Think of super-high-end TV brands and the likes of Loewe and Bang & Olufsen probably spring to mind. But now Samsung is making a move into the luxury TV market, with the C9000 series. Priced at around £3,000, the 1080p, LED-backlit UE46C9000 is hugely expensive for a 46-inch TV, but, once you've clapped eyes on it, you'll understand why the asking price is so high.
Put simply, the UE46C9000 is one of the most gorgeous TVs we've ever had in for review. The main chassis is made entirely from brushed aluminium, and it's almost unbelievably slim, at an incredible 8mm deep. Even the stand is stylish, with a transparent stem and all-metal base. The set's remote control is finished in aluminium and includes Wi-Fi functionality and a touchscreen too.
The C9000 isn't a case of style over substance, though -- it packs in plenty of high-end features.
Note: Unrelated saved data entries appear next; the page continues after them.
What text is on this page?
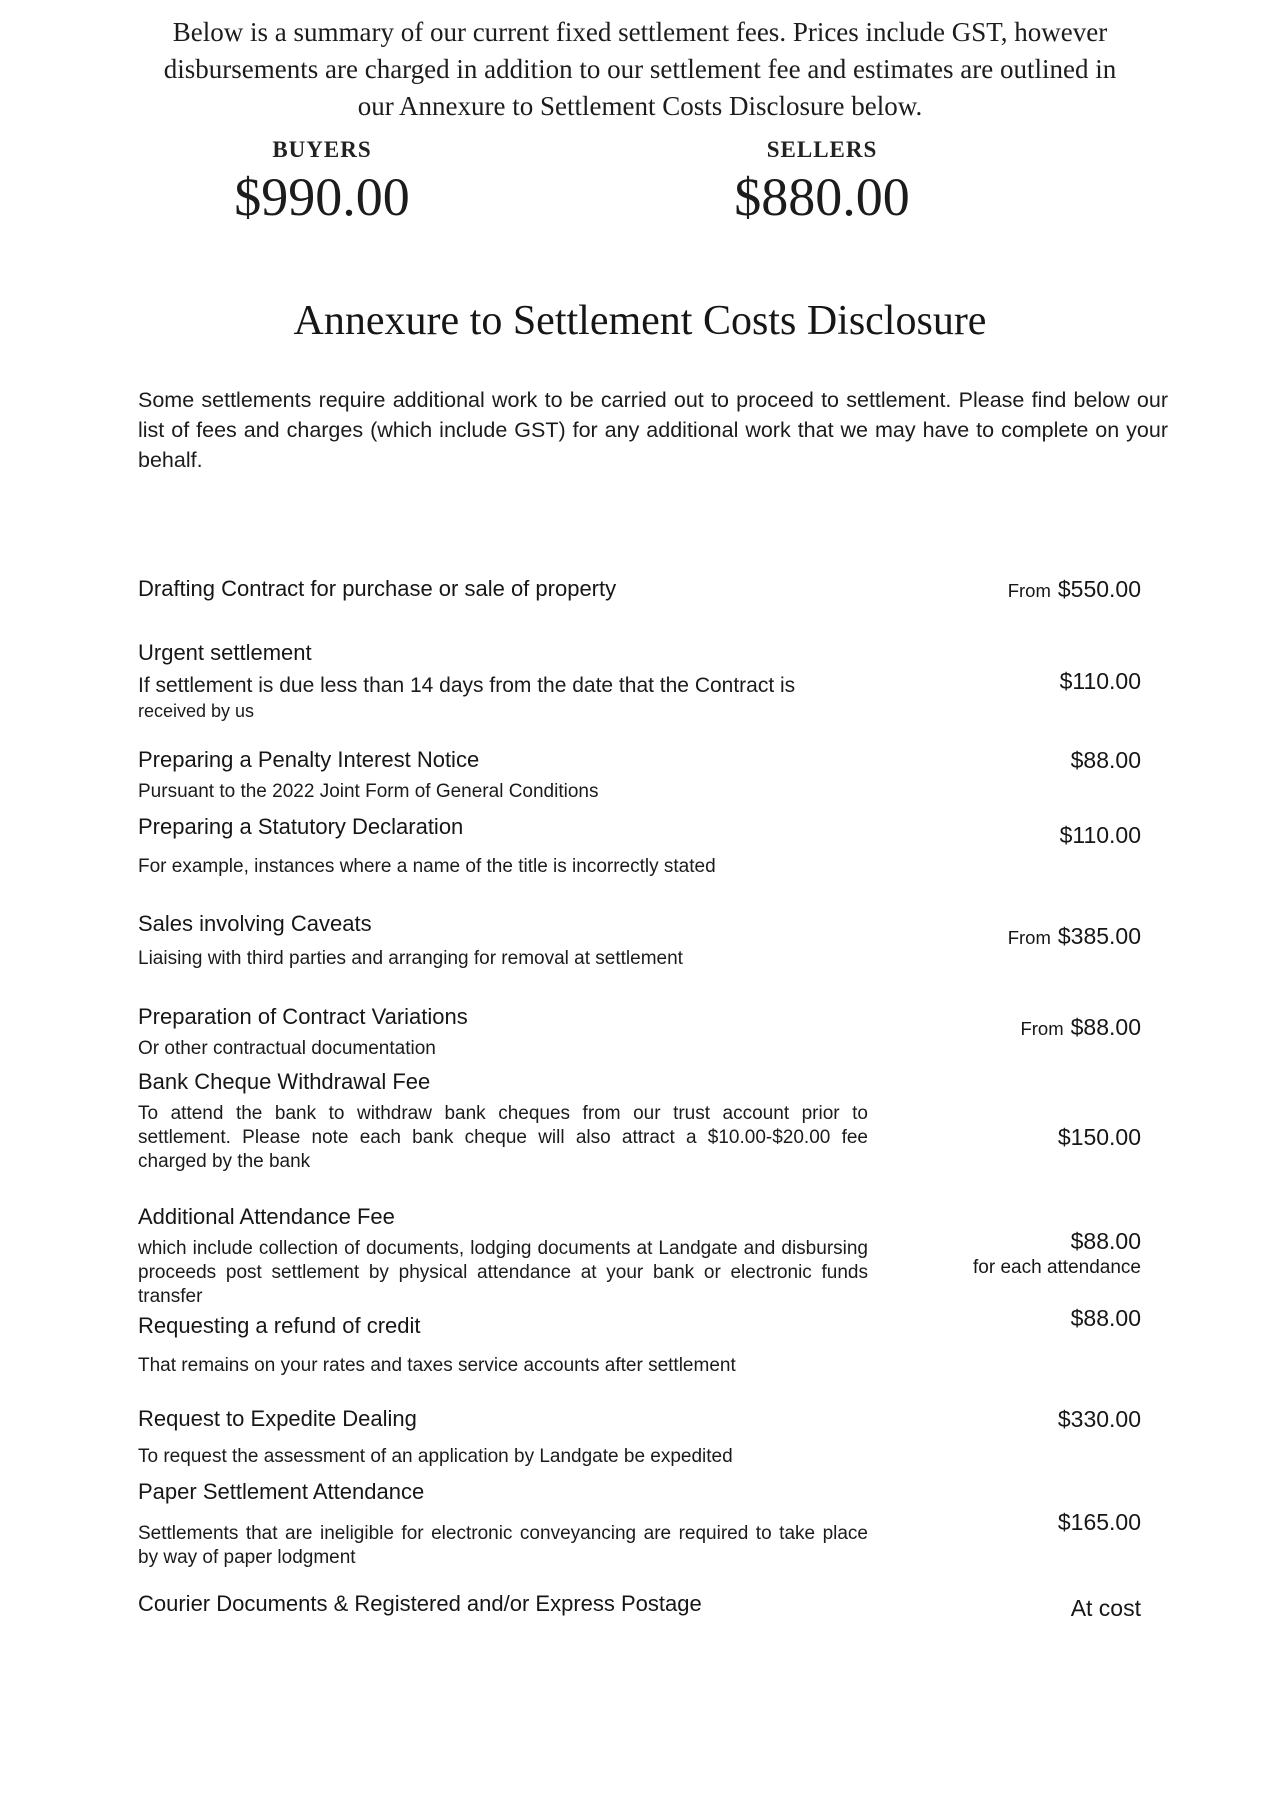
Below is a summary of our current fixed settlement fees. Prices include GST, however
disbursements are charged in addition to our settlement fee and estimates are outlined in
our Annexure to Settlement Costs Disclosure below.
BUYERS
$990.00
SELLERS
$880.00
Annexure to Settlement Costs Disclosure

Some settlements require additional work to be carried out to proceed to settlement. Please find below our list of fees and charges (which include GST) for any additional work that we may have to complete on your behalf.

Drafting Contract for purchase or sale of property	From $550.00
Urgent settlement
If settlement is due less than 14 days from the date that the Contract is
received by us
$110.00
Preparing a Penalty Interest Notice
Pursuant to the 2022 Joint Form of General Conditions
$88.00
Preparing a Statutory Declaration
For example, instances where a name of the title is incorrectly stated
$110.00
Sales involving Caveats
Liaising with third parties and arranging for removal at settlement
From $385.00
Preparation of Contract Variations
Or other contractual documentation
From $88.00
Bank Cheque Withdrawal Fee
To attend the bank to withdraw bank cheques from our trust account prior to settlement. Please note each bank cheque will also attract a $10.00-$20.00 fee charged by the bank
$150.00
Additional Attendance Fee
which include collection of documents, lodging documents at Landgate and disbursing proceeds post settlement by physical attendance at your bank or electronic funds transfer
$88.00
for each attendance
Requesting a refund of credit
That remains on your rates and taxes service accounts after settlement
$88.00
Request to Expedite Dealing
To request the assessment of an application by Landgate be expedited
$330.00
Paper Settlement Attendance
Settlements that are ineligible for electronic conveyancing are required to take place by way of paper lodgment
$165.00
Courier Documents & Registered and/or Express Postage	At cost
For a start, despite the slim chassis, it doesn't skimp on connectivity, although you have to use short adaptor cables with bulky connections like the Scart and component inputs. There are four HDMI ports.
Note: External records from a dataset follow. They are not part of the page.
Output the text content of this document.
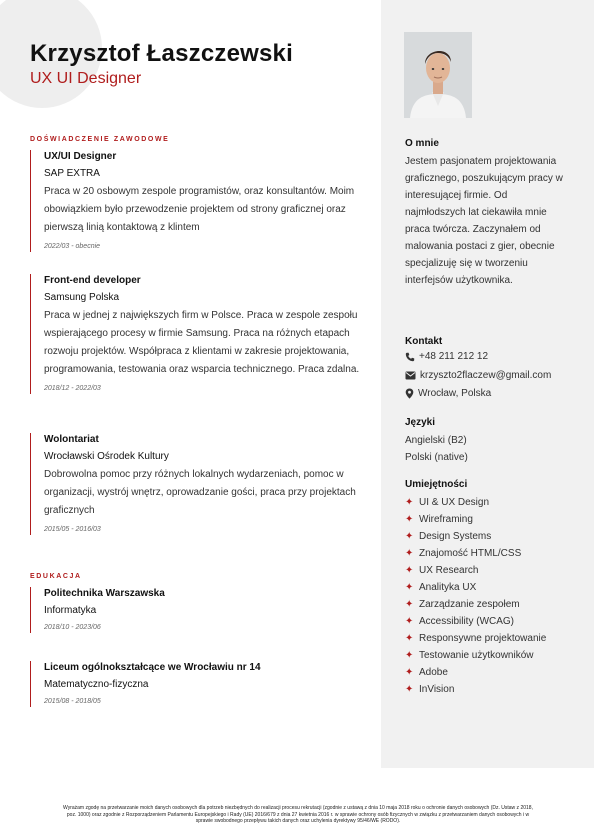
Krzysztof Łaszczewski
UX UI Designer
DOŚWIADCZENIE ZAWODOWE
UX/UI Designer
SAP EXTRA
Praca w 20 osbowym zespole programistów, oraz konsultantów. Moim obowiązkiem było przewodzenie projektem od strony graficznej oraz pierwszą linią kontaktową z klintem
2022/03 - obecnie
Front-end developer
Samsung Polska
Praca w jednej z największych firm w Polsce. Praca w zespole zespołu wspierającego procesy w firmie Samsung. Praca na różnych etapach rozwoju projektów. Współpraca z klientami w zakresie projektowania, programowania, testowania oraz wsparcia technicznego. Praca zdalna.
2018/12 - 2022/03
Wolontariat
Wrocławski Ośrodek Kultury
Dobrowolna pomoc przy różnych lokalnych wydarzeniach, pomoc w organizacji, wystrój wnętrz, oprowadzanie gości, praca przy projektach graficznych
2015/05 - 2016/03
EDUKACJA
Politechnika Warszawska
Informatyka
2018/10 - 2023/06
Liceum ogólnokształcące we Wrocławiu nr 14
Matematyczno-fizyczna
2015/08 - 2018/05
O mnie
Jestem pasjonatem projektowania graficznego, poszukującym pracy w interesującej firmie. Od najmłodszych lat ciekawiła mnie praca twórcza. Zaczynałem od malowania postaci z gier, obecnie specjalizuję się w tworzeniu interfejsów użytkownika.
Kontakt
+48 211 212 12
krzyszto2flaczew@gmail.com
Wrocław, Polska
Języki
Angielski (B2)
Polski (native)
Umiejętności
✦ UI & UX Design
✦ Wireframing
✦ Design Systems
✦ Znajomość HTML/CSS
✦ UX Research
✦ Analityka UX
✦ Zarządzanie zespołem
✦ Accessibility (WCAG)
✦ Responsywne projektowanie
✦ Testowanie użytkowników
✦ Adobe
✦ InVision
Wyrażam zgodę na przetwarzanie moich danych osobowych dla potrzeb niezbędnych do realizacji procesu rekrutacji (zgodnie z ustawą z dnia 10 maja 2018 roku o ochronie danych osobowych (Dz. Ustaw z 2018, poz. 1000) oraz zgodnie z Rozporządzeniem Parlamentu Europejskiego i Rady (UE) 2016/679 z dnia 27 kwietnia 2016 r. w sprawie ochrony osób fizycznych w związku z przetwarzaniem danych osobowych i w sprawie swobodnego przepływu takich danych oraz uchylenia dyrektywy 95/46/WE (RODO).
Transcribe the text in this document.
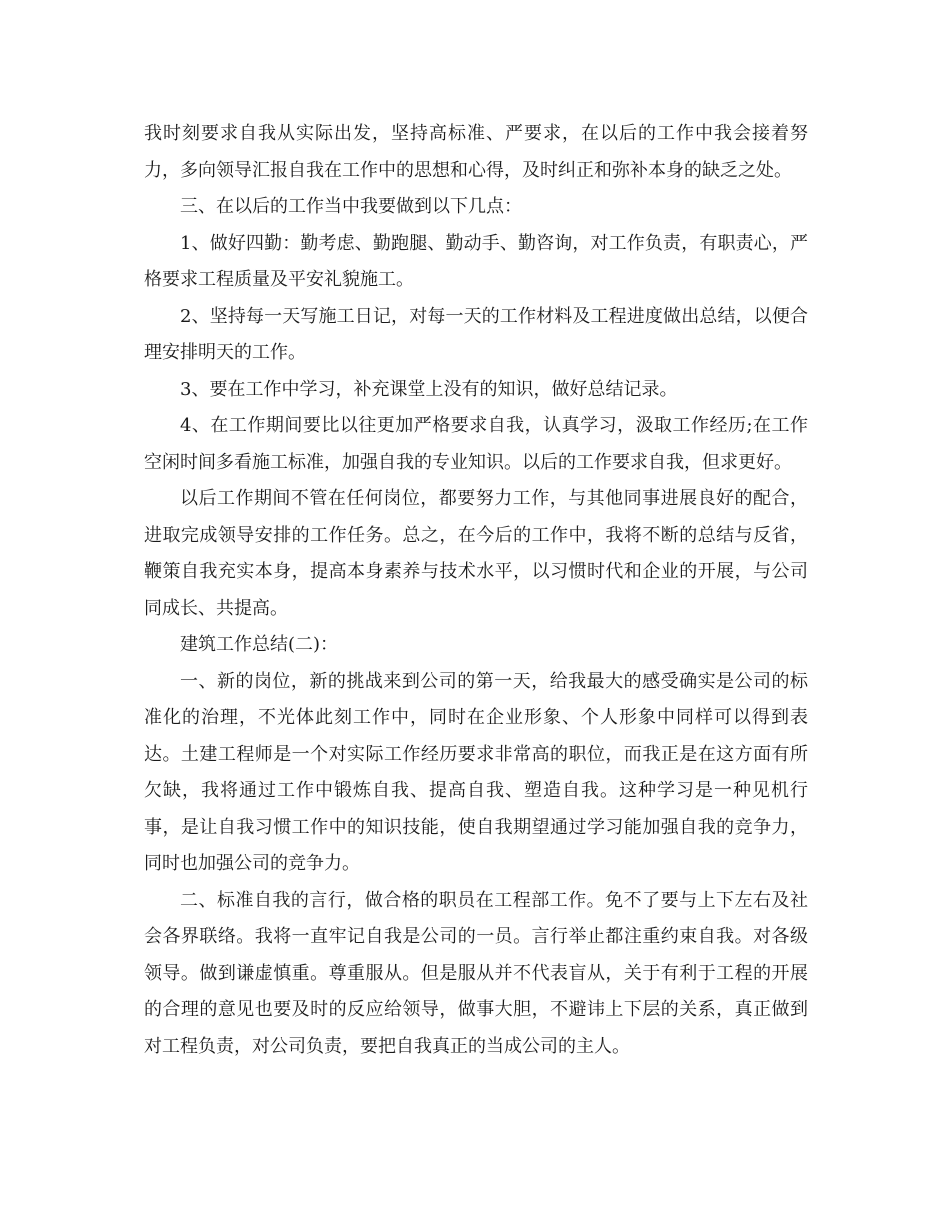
我时刻要求自我从实际出发，坚持高标准、严要求，在以后的工作中我会接着努力，多向领导汇报自我在工作中的思想和心得，及时纠正和弥补本身的缺乏之处。

三、在以后的工作当中我要做到以下几点：

1、做好四勤：勤考虑、勤跑腿、勤动手、勤咨询，对工作负责，有职责心，严格要求工程质量及平安礼貌施工。

2、坚持每一天写施工日记，对每一天的工作材料及工程进度做出总结，以便合理安排明天的工作。

3、要在工作中学习，补充课堂上没有的知识，做好总结记录。

4、在工作期间要比以往更加严格要求自我，认真学习，汲取工作经历;在工作空闲时间多看施工标准，加强自我的专业知识。以后的工作要求自我，但求更好。

以后工作期间不管在任何岗位，都要努力工作，与其他同事进展良好的配合，进取完成领导安排的工作任务。总之，在今后的工作中，我将不断的总结与反省，鞭策自我充实本身，提高本身素养与技术水平，以习惯时代和企业的开展，与公司同成长、共提高。

建筑工作总结(二)：

一、新的岗位，新的挑战来到公司的第一天，给我最大的感受确实是公司的标准化的治理，不光体此刻工作中，同时在企业形象、个人形象中同样可以得到表达。土建工程师是一个对实际工作经历要求非常高的职位，而我正是在这方面有所欠缺，我将通过工作中锻炼自我、提高自我、塑造自我。这种学习是一种见机行事，是让自我习惯工作中的知识技能，使自我期望通过学习能加强自我的竞争力，同时也加强公司的竞争力。

二、标准自我的言行，做合格的职员在工程部工作。免不了要与上下左右及社会各界联络。我将一直牢记自我是公司的一员。言行举止都注重约束自我。对各级领导。做到谦虚慎重。尊重服从。但是服从并不代表盲从，关于有利于工程的开展的合理的意见也要及时的反应给领导，做事大胆，不避讳上下层的关系，真正做到对工程负责，对公司负责，要把自我真正的当成公司的主人。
Networking is also well catered for. There's an Ethernet port on the rear of the TV, and you can plug the bundled Wi-Fi dongle into one of the set's two USB ports. These connectivity options allow you to stream media files, including 1080p MKV videos, from your PC or NAS drive. They also give you access to Samsung's comprehensive line-up of Internet TV services. In the Internet menu, you'll find the likes of Facebook and Twitter, as well as LoveFilm, YouTube and BBC iPlayer.
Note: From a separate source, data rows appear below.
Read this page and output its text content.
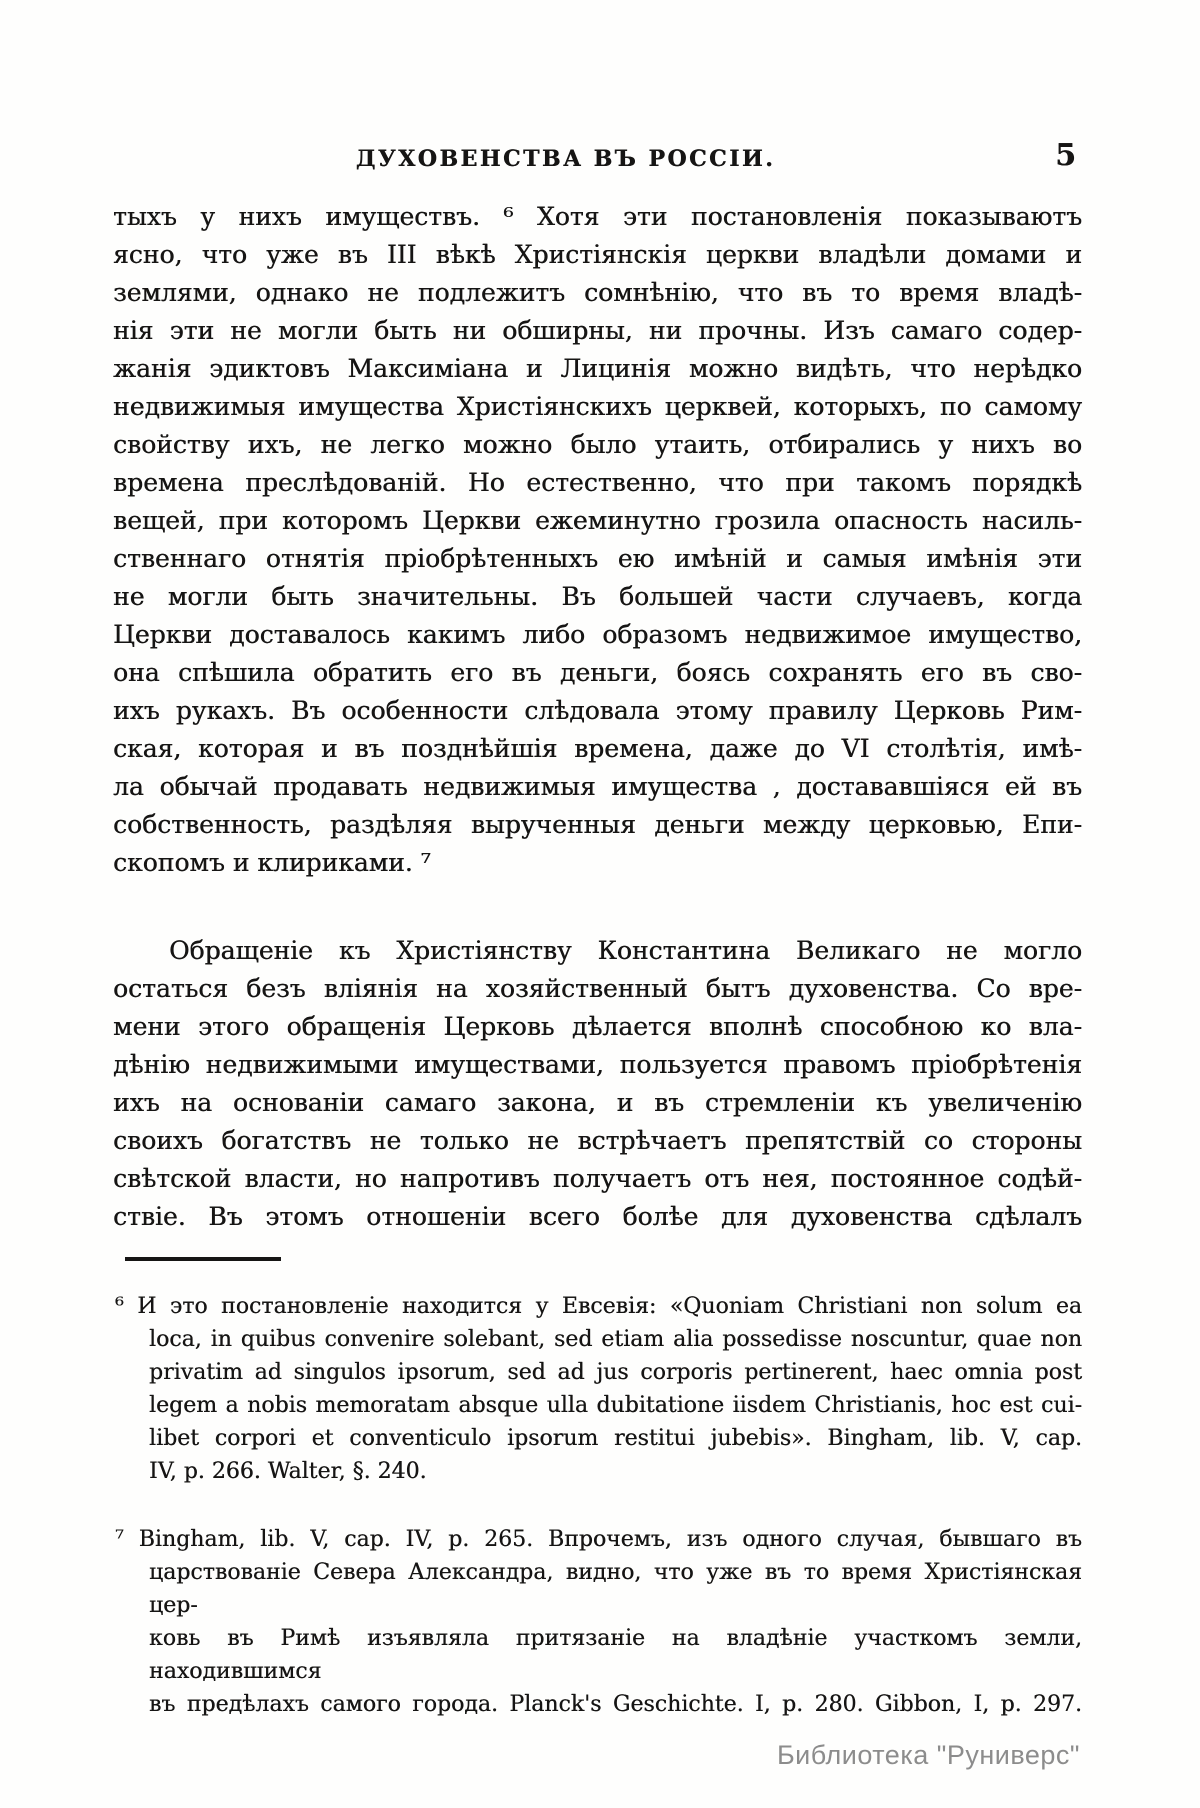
ДУХОВЕНСТВА ВЪ РОССІИ.	5
тыхъ у нихъ имуществъ. ⁶ Хотя эти постановленія показываютъ
ясно, что уже въ III вѣкѣ Христіянскія церкви владѣли домами и
землями, однако не подлежитъ сомнѣнію, что въ то время владѣ-
нія эти не могли быть ни обширны, ни прочны. Изъ самаго содер-
жанія эдиктовъ Максиміана и Лицинія можно видѣть, что нерѣдко
недвижимыя имущества Христіянскихъ церквей, которыхъ, по самому
свойству ихъ, не легко можно было утаить, отбирались у нихъ во
времена преслѣдованій. Но естественно, что при такомъ порядкѣ
вещей, при которомъ Церкви ежеминутно грозила опасность насиль-
ственнаго отнятія пріобрѣтенныхъ ею имѣній и самыя имѣнія эти
не могли быть значительны. Въ большей части случаевъ, когда
Церкви доставалось какимъ либо образомъ недвижимое имущество,
она спѣшила обратить его въ деньги, боясь сохранять его въ сво-
ихъ рукахъ. Въ особенности слѣдовала этому правилу Церковь Рим-
ская, которая и въ позднѣйшія времена, даже до VI столѣтія, имѣ-
ла обычай продавать недвижимыя имущества , достававшіяся ей въ
собственность, раздѣляя вырученныя деньги между церковью, Епи-
скопомъ и клириками. ⁷
Обращеніе къ Христіянству Константина Великаго не могло
остаться безъ вліянія на хозяйственный бытъ духовенства. Со вре-
мени этого обращенія Церковь дѣлается вполнѣ способною ко вла-
дѣнію недвижимыми имуществами, пользуется правомъ пріобрѣтенія
ихъ на основаніи самаго закона, и въ стремленіи къ увеличенію
своихъ богатствъ не только не встрѣчаетъ препятствій со стороны
свѣтской власти, но напротивъ получаетъ отъ нея, постоянное содѣй-
ствіе. Въ этомъ отношеніи всего болѣе для духовенства сдѣлалъ
⁶ И это постановленіе находится у Евсевія: «Quoniam Christiani non solum ea
loca, in quibus convenire solebant, sed etiam alia possedisse noscuntur, quae non
privatim ad singulos ipsorum, sed ad jus corporis pertinerent, haec omnia post
legem a nobis memoratam absque ulla dubitatione iisdem Christianis, hoc est cui-
libet corpori et conventiculo ipsorum restitui jubebis». Bingham, lib. V, cap.
IV, p. 266. Walter, §. 240.
⁷ Bingham, lib. V, cap. IV, p. 265. Впрочемъ, изъ одного случая, бывшаго въ
царствованіе Севера Александра, видно, что уже въ то время Христіянская цер-
ковь въ Римѣ изъявляла притязаніе на владѣніе участкомъ земли, находившимся
въ предѣлахъ самого города. Planck's Geschichte. I, p. 280. Gibbon, I, p. 297.
Библиотека "Руниверс"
The set has a Freeview HD tuner, so you can use it to watch channels like BBC HD and ITV1 HD. The electronic programme guide is well presented, with crisp graphics and large, easy-to-read text. If you plug a hard drive into one of the set's USB ports you can even record shows.
One of the most futuristic aspects of the TV is its touchscreen remote control. It has built-in Wi-Fi, so you can actually stream TV live to the remote's small colour display. The end result is that, even if you need to feed the porcelain god during a show, you won't miss any of the action.
The remote is something of a disappointment when it comes to normal tasks like accessing the menus, however. That's because the on-screen layout is so tight that it's incredibly easy to hit the wrong item. Fortunately, Samsung also includes a smaller, pebble-style remote that competently handles the basics.